Belki gözden kaçıracağımız bir şeylerin olabileceğini dikkate almamamız bizlerin yaşamımızda yanlış sonuçlarla karşılaşmamıza sebep olabilmektedir…
Mevcut şartlarımızı mutlak doğru kabul etmek…
Cumhurbaşkanımızın inanmış olduğu ‘’faiz enflasyonun tek sebebidir’’ önermesinin bu memlekete nelere mal olduğunu hepimiz yaşadık..
Ülkemizde faizin %18’lerde olduğu dünya ekonomisinin dalgalandığı bir dönemde faiz indiriminde ısrar edilmesi gibi… Belki bugün % 70 enflasyonları görmeyecektik.
Corona Ve Kovid 19 süreci ile dünya ekonomisinin daralması, arkasından ,Süveyş kanalının Kapatan’’ Ever Given Konteyner Gemisi’’ küresel tedarik zincirinin bozulması, Savaş tamtamlarının çalındığı bir dönemde temkini elden bırakıp ekonomik bir denemeyi çok pahalıya ödedik.
Oysa 3 Kasım 2002 iktidara geldiklerinden itibaren ekonomide iyileşme, 2005’te 6 sıfırın Türk lirasından atılması, önce faizin düşürülmesi değil geçmiş kırk yılda bozulan ekonomi ve dağılan güvensizliğin ertesinde güvenin yeniden tesis edileceğine olan siyasal ve ekonomik iklim ve inançtır.
Gelişme yaşayamayan birçok şirket, birey ya da sivil toplum örgütünün belki de büyümesine rağmen gelişme evresine geçememesi doğru bilinen yanlışları gözdene geçirememesindendir.
Henry Ford: insanlara ne istediğini sorsaydım daha hızlı giden bir at üretirdim. Hiç kimse araba üretimin başarılı olacağına inanmazdı demiş… Bir rivayet…
İlk bilgisayarlar yapıldığında bugünün bilgisayarını hayal etmek bile zormuş… O zamanlar bilgisayarlar büyüdükçe kapasitesinin aratacağına inanılıyordu… Mikro Chip teknolojisi ile bilgisayar ve dolayısıyla yaşamımız ne hale geldi…
Mutlak sandığımız birçok şey değişti bilinmeyen birçok yeni sektör doğdu…

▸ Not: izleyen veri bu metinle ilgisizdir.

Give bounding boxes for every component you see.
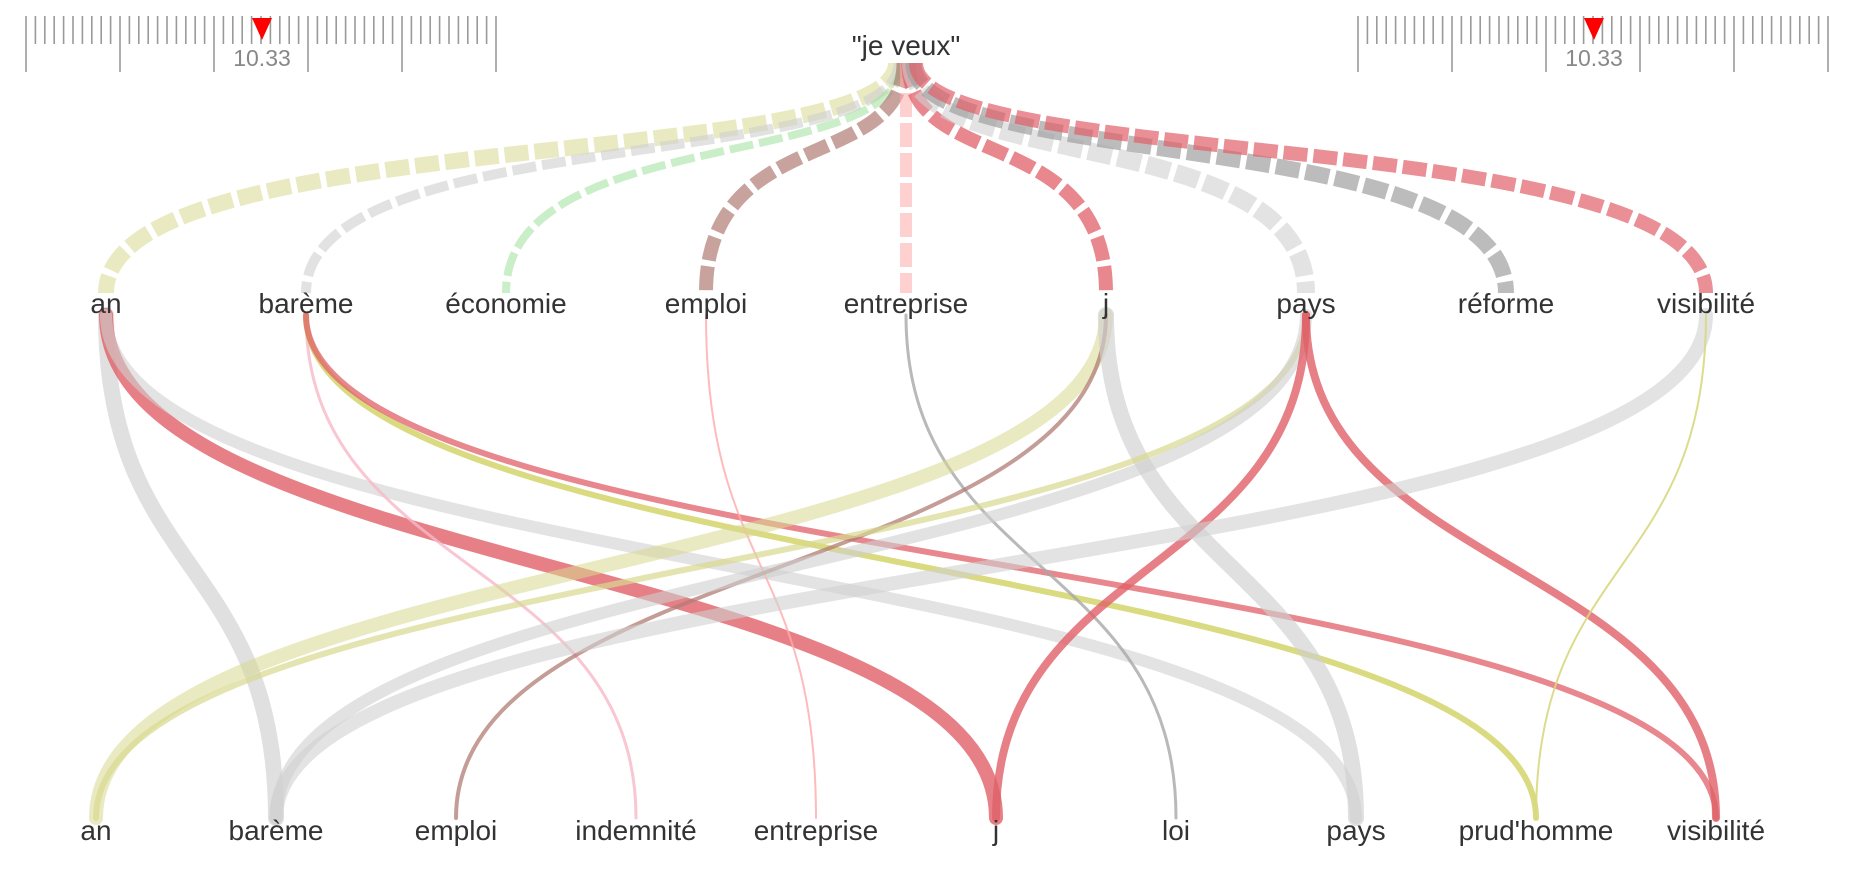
link-an-bareme[interactable] (98, 307, 284, 826)
link-pays-bareme[interactable] (270, 309, 1312, 824)
level1-node-reforme[interactable]: réforme (1458, 288, 1554, 319)
links-level1 (98, 61, 1713, 294)
level1-node-visibilite[interactable]: visibilité (1657, 288, 1755, 319)
level2-node-prudhomme[interactable]: prud'homme (1459, 815, 1614, 846)
level2-node-an[interactable]: an (80, 815, 111, 846)
level1-node-labels: an barème économie emploi entreprise j pays réf… (90, 288, 1755, 319)
level2-node-indemnite[interactable]: indemnité (575, 815, 696, 846)
link-an-j[interactable] (99, 308, 1003, 825)
ruler-value-label: 10.33 (233, 45, 291, 71)
root-node-label[interactable]: "je veux" (852, 30, 961, 61)
level2-node-loi[interactable]: loi (1162, 815, 1190, 846)
level1-node-emploi[interactable]: emploi (665, 288, 747, 319)
ruler-slider-left[interactable]: 10.33 (25, 16, 497, 72)
link-entreprise-loi[interactable] (904, 313, 1178, 820)
level1-node-economie[interactable]: économie (445, 288, 566, 319)
ruler-ticks (25, 16, 497, 72)
link-pays-an[interactable] (93, 312, 1309, 821)
link-bareme-prudhomme[interactable] (303, 312, 1539, 821)
level1-node-j[interactable]: j (1102, 288, 1109, 319)
links-level2 (89, 307, 1720, 826)
link-visibilite-bareme[interactable] (269, 308, 1713, 825)
level2-node-entreprise[interactable]: entreprise (754, 815, 879, 846)
level2-node-pays[interactable]: pays (1326, 815, 1385, 846)
level2-node-emploi[interactable]: emploi (415, 815, 497, 846)
level2-node-visibilite[interactable]: visibilité (1667, 815, 1765, 846)
level1-node-bareme[interactable]: barème (259, 288, 354, 319)
link-j-an[interactable] (89, 308, 1113, 825)
level1-node-entreprise[interactable]: entreprise (844, 288, 969, 319)
ruler-marker-icon[interactable] (1584, 18, 1604, 40)
link-pays-visibilite[interactable] (1302, 311, 1720, 822)
level2-node-bareme[interactable]: barème (229, 815, 324, 846)
link-root-bareme[interactable] (301, 62, 904, 294)
level1-node-pays[interactable]: pays (1276, 288, 1335, 319)
ruler-ticks (1357, 16, 1829, 72)
link-bareme-indemnite[interactable] (304, 313, 638, 820)
ruler-slider-right[interactable]: 10.33 (1357, 16, 1829, 72)
level2-node-j[interactable]: j (992, 815, 999, 846)
level1-node-an[interactable]: an (90, 288, 121, 319)
link-root-reforme[interactable] (905, 61, 1514, 294)
level2-node-labels: an barème emploi indemnité entreprise j loi pay… (80, 815, 1765, 846)
link-root-an[interactable] (98, 61, 904, 294)
link-emploi-entreprise[interactable] (705, 314, 817, 819)
link-root-economie[interactable] (502, 62, 905, 294)
link-root-emploi[interactable] (699, 62, 911, 294)
link-an-pays[interactable] (100, 309, 1362, 824)
link-pays-j[interactable] (992, 311, 1310, 822)
link-j-pays[interactable] (1098, 307, 1364, 826)
link-visibilite-prudhomme[interactable] (1535, 314, 1707, 819)
ruler-value-label: 10.33 (1565, 45, 1623, 71)
link-root-visibilite[interactable] (909, 61, 1713, 294)
ruler-marker-icon[interactable] (252, 18, 272, 40)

Birçok meslek ortadan kaybolurken yeni meslekler ortaya çıktı
Yani değişim her an devam ediyor. Bilinenin dışındaki yeni sektörler bugün hayatımızın önemli bir parçası oldu.
Bizim inancımızda; ‘’İki günü bir birine eşit olan ziyandadır aldanmıştır’’. Düsturu vardır.

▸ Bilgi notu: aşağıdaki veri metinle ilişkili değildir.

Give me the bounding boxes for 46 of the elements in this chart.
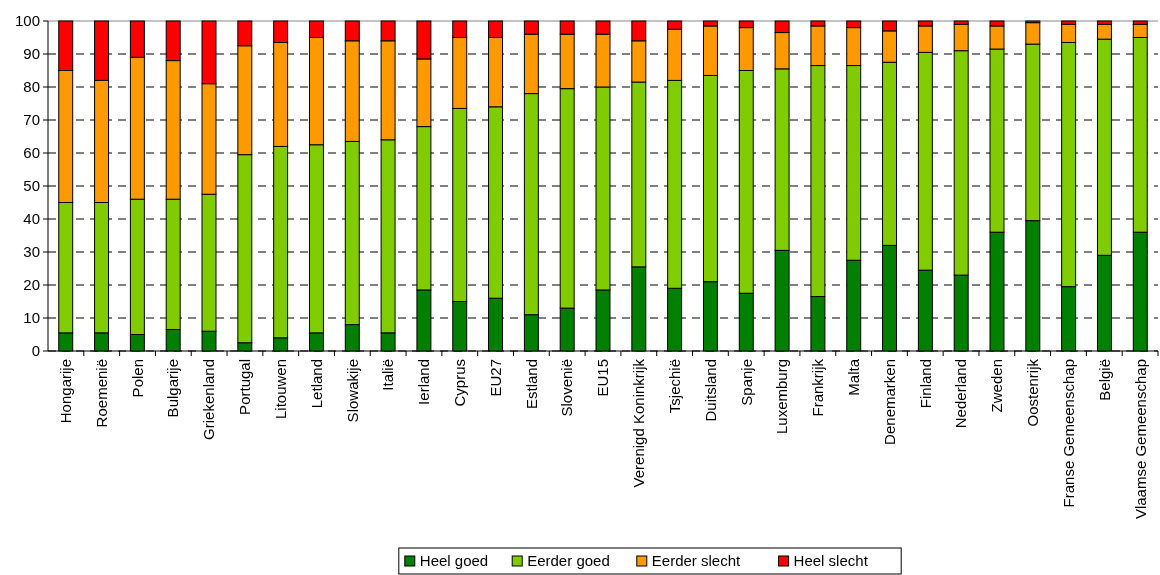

Özellikle karar verme anımızda her zaman esnek olmak gerekiyor.
Bildiğimizi yeniden gözden geçirmek, değişen şartların olabileceğini göz önüne alabilmek yönetimin ferasetini, aklıselim oluşunu gösterir.

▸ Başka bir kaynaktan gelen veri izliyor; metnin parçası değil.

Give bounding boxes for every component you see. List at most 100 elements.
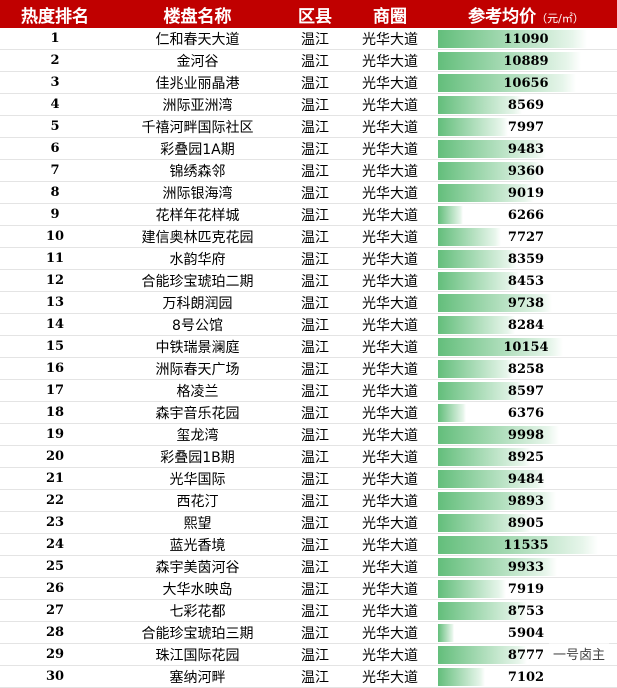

Bir Amerikalı kaptan hikâyesi anlatılır. Sabit fikirli insanları düşününce aklıma gelir.
Bir Amerikan uçak gemisi ile İspanya’nın Fisterra bölgesindeki deniz fenerinin görevlisi arasında 16 Ekim 1997’de geçtiği söylenen hikaye şöyle;
Uçak gemisi sisli bir gecede İspanya açıklarında seyretmektedir;
“İspanyollar: Burası A-853, çarpışmadan kaçınmak için lütfen rotanızı 15 derece güneye çevirin. Şu anda 25 deniz mili uzaklıktasınız ve tam üzerimize doğru gelmektesiniz.
Amerikalılar: Asıl siz kendi rotanızı 15 derece kuzeye çevirin.
İspanyollar: Negatif! Tekrarlıyoruz, rotanızı 15 derece güneye çevirin.
Amerikalılar: Sizinle ABD gemisinin kaptanı konuşuyor, kendi rotanızı derhal 15 derece kuzeye çevirin!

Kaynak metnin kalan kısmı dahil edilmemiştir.